When my house mate asked what he should expect at the Tim & Eric Show,
the best I could come up with was, "two funny guys who have way too much editing time on their hands." Little did I know how much more... vomit was in store for the night.
I first enjoyed the quirky Philadelphia duo through their hilarious Adult Swim "cartoon"
Tom Goes to the Mayor
which uses manipulated digital photos to produce limited animation insanity. Produced by Mr. Show's Bob Odenkirk
, the show enjoyed a fairly successful 2 year late night run on Cartoon Network. Tim Heidecker and Eric Wareheim unleashed their latest twisted vision on the world in February, and they are promoting the Tim & Eric Awesome Show, Great Job! with a ten city live tour. Unsure of how the over-the-top, manic, totally ADHD TAEASGJ! would translate to the stage, I had to see for myself.
An added benefit was that the show was at the Someday Lounge, Portland's only "performance art bar". I had only been to the small space on NW 5th and Couch once, during PICA, too see a gay puppet take on Lewis & Clark. The space was unfinished at the time, so I was pleased to see the interior of the Someday completely renovated, with a small balcony, well stocked bar, and new bathrooms.
I always thought of Tim & Eric as fringe characters, loved by lonely late night weirdos like myself. So I was surprised to arrive half an hour early to find the lounge nearly full. The crowd seemed to range from greasy-haired cartoon nerds to bespectacled older art mamas (though there were many more of the former), packed in tight and facing an empty stage. By the time the opening act began, it was so crowded I had to jostle people to get my drink to my lips.
The show started with DJ Dougg Pound. The short, milky-faced DJ strutted onto the stage with a large diva mic strapped to his face. His act seemed to riff on the "worst DJ in the world" theme, and was surprisingly funny. Most of the bits started with a truly terrible joke that would fall flat, then he would call out "you ready for the remix?!?" and lay down a cheesy top 40 beat to literally remix the joke he just told, scratching, looping, and intentionally overusing goofy samples.
"My girlfriend is breaking up with me because she says I'm such a nerd," says Douggpound, before admitting his love for vintage electronics, "She left with my favorite piece of antique adding equipment from the 60s. That calculating bitch." Then the beat drops and he remixes a quick dance tune out of the joke before the whole thing crashes back into the goofy "D-D-D-DJ Douggpound IN THE MIX!" sample.
I have to commend Douggpound, because his act plays off of awkward self-deprecation, and it works. I'm not sure the whole crowd was into his set, but many people laughed and applause was genuine as he left the stage.

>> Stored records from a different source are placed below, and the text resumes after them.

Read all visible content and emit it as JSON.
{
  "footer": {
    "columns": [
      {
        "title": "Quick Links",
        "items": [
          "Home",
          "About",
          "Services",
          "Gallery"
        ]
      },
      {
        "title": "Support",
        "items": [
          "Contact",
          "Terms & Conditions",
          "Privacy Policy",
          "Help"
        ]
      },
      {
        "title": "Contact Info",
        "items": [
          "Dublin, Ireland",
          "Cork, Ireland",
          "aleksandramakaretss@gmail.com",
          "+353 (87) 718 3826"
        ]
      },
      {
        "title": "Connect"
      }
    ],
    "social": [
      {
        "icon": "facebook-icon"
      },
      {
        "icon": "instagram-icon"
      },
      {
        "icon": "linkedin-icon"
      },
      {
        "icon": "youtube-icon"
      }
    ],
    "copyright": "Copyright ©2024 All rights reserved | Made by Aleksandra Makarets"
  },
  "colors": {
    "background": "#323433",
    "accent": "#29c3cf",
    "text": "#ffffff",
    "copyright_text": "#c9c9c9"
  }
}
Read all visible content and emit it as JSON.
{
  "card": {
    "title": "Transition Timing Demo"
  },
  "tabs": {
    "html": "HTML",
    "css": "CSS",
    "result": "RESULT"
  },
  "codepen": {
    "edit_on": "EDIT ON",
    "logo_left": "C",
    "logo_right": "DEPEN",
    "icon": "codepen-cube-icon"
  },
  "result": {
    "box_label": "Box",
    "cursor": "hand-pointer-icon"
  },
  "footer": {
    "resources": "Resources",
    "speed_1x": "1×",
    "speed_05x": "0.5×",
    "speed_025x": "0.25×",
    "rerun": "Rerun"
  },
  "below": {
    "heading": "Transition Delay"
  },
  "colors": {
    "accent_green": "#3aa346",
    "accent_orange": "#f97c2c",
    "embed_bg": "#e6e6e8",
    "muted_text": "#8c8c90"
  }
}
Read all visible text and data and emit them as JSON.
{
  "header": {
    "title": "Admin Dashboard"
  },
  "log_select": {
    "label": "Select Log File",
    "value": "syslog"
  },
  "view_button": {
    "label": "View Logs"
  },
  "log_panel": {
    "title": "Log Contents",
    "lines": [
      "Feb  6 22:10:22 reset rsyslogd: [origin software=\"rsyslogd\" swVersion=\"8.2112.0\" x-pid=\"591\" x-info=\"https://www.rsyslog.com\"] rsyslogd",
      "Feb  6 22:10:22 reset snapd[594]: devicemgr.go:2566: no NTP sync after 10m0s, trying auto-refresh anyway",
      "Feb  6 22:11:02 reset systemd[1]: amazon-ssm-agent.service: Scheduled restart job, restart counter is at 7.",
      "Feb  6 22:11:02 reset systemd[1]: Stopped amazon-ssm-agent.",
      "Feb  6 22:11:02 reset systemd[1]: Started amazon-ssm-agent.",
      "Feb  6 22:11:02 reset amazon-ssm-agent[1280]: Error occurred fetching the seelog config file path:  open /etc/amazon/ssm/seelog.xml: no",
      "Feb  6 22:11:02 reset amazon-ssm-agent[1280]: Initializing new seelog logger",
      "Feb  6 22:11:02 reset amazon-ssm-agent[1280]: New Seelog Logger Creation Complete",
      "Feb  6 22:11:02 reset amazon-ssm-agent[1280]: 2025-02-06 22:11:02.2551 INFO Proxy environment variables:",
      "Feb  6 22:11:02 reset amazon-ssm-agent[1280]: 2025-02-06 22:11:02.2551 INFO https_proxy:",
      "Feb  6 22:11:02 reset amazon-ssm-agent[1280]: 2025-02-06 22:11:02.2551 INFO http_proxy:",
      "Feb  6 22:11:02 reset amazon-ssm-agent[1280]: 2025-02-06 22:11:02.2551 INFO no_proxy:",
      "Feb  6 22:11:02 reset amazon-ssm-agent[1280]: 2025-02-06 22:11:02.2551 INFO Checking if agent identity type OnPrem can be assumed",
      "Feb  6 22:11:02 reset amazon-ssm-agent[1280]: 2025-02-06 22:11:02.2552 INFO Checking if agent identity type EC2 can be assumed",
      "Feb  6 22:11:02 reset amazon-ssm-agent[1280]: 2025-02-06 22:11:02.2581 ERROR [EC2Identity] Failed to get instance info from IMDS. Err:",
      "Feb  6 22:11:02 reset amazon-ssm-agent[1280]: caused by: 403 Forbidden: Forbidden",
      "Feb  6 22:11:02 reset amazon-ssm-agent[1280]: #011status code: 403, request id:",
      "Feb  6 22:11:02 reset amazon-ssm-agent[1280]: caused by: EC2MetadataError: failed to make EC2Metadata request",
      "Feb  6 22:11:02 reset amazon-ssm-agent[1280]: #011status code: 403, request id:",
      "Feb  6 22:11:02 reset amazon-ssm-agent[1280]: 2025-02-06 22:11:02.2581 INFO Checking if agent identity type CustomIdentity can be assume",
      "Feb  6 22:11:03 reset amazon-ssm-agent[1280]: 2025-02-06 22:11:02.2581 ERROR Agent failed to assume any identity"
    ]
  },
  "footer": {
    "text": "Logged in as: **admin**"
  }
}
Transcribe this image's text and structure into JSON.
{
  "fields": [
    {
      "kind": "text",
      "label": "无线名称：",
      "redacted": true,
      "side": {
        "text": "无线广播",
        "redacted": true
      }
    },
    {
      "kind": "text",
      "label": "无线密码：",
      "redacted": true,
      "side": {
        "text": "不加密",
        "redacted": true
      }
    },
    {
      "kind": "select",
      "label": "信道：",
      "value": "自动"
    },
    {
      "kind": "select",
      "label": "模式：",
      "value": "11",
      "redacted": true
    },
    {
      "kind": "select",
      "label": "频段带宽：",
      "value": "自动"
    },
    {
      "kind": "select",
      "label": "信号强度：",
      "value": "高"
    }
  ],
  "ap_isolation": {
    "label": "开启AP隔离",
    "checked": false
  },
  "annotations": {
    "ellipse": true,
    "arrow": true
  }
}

The main act began with a Tony Clifton-esque Tim Heidecker singing "Here She Comes" over pre-programmed Casio music. The balcony was erupting in so much laughter, I was sure there was an audience plant. So I was completely startled to turn and find myself face to face with a heavily lipsticked and wigged Eric Wareheim, hobbling through the crowd on crutches. The 6 foot 6 man in bad makeup was a hideous and hilarious sight to behold.
Predictably, the live show relied heavily on video to pad the performance. This was fine, except the screen was hard to see at times, and I wished I had a seat for longer video sequences. We were treated to clips from Tim & Eric's shows and podcasts
, as well as an indulgently long behind-the-scenes with a Gary Busci coked up freakout. The best T&E moments come when they play with all the best tools of the 80s: keytars, spandexs, smoke machines, and lots of bad video effects.
Also, there was throw up in basically every other bit, including a crew member unexpectedly vomiting on stage as he cleans up Eric's technicolor yawn.
At some moments in the show, like when Tim was belligerently cursing at the audience, gave me the odd feeling that we were a prop for the duo's live DVD. It was as if the performances, taped for later release, were more for future viewers than those actually in attendance. The act is definitely intended to play with audience discomfort, like when Eric begins weeping about his recently deceased twin sons, only to have happy lounge music start blasting as he sobs on the empty stage, finally prancing off stage with a ballerina's flair.
Overall, this was a completely bizarre, genuinely laugh-out-loud night, with a few awkward hitches (like the drunk guy named Dragon who kept pushing past me to get to the bar). The Someday Lounge is definitely worth checking out, especially as they continue to diversify from the fetish acts of its inception.